The Cairo Declaration of 1943, the Potsdam Declaration of 1945 and the three US-PRC joint communiques (1972, 1979 and 1982) — the 1972 Shanghai communiques in particular — all denied the voice of the people of Taiwan, especially that of the permanent residents who had resided in the island long before the end of World War II and that of their descendants (constituting 87 percent of Taiwan’s population). Denying this voice has been one of the more egregious injustices in world history.
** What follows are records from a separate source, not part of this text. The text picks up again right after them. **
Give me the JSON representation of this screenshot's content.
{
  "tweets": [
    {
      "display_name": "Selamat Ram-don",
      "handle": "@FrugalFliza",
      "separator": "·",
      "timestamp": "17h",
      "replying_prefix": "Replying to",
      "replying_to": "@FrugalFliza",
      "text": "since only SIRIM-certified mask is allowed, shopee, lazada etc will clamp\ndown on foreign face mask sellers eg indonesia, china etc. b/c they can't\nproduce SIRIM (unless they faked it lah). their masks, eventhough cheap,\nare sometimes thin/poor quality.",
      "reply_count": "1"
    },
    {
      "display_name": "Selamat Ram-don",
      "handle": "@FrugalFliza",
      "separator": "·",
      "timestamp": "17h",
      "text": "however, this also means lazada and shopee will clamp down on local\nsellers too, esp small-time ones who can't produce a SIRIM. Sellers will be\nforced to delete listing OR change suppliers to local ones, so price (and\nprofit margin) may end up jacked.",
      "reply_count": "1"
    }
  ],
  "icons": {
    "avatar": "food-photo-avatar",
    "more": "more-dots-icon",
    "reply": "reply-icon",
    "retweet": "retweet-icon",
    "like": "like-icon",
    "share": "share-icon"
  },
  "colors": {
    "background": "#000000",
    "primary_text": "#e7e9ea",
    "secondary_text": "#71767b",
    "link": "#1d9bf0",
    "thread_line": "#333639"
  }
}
U.S. acknowledgment in the 1972 Shanghai communique that “all Chinese on either side of the Taiwan Strait maintain there is but one China and that Taiwan is a part of China” was an outrageous distortion of reality and history, because 87 percent of Taiwan’s residents are not Chinese but Taiwanese, and most of them, to this day, reject China’s claim that there is but one China and that Taiwan is part of China.
The people of Taiwan live in a market economy and a free, democratic society that respects human rights and other universal values. Because of the reforms undertaken by former President Lee Teng-hui, they are now determined to claim their right of self-determination as guaranteed by the Universal Human Rights Declaration and by the two International Covenants of 1966 under which “every people has the right of self-determination, i.e., the right to freely determine their own political status, and to freely pursue their right of economic, social and cultural development (Article 1 of both).
Chen has shown infinite good will toward China in the past two years, calling for reconciliation of China and Taiwan. China, however, has responded with hostility and ballistic missiles, perceiving Chen’s gesture as weakness. The Chinese respect the strong and bully the weak. Chen has risen to exhibit his faith, principles and courage. His new stand will strengthen Taiwanese consciousness and sense of identity, the most serious problem after centuries of alien rule.
It will enhance Taiwan’s economic, social and military security. Chen will lead the people of Taiwan to “walk down their own Taiwanese road.”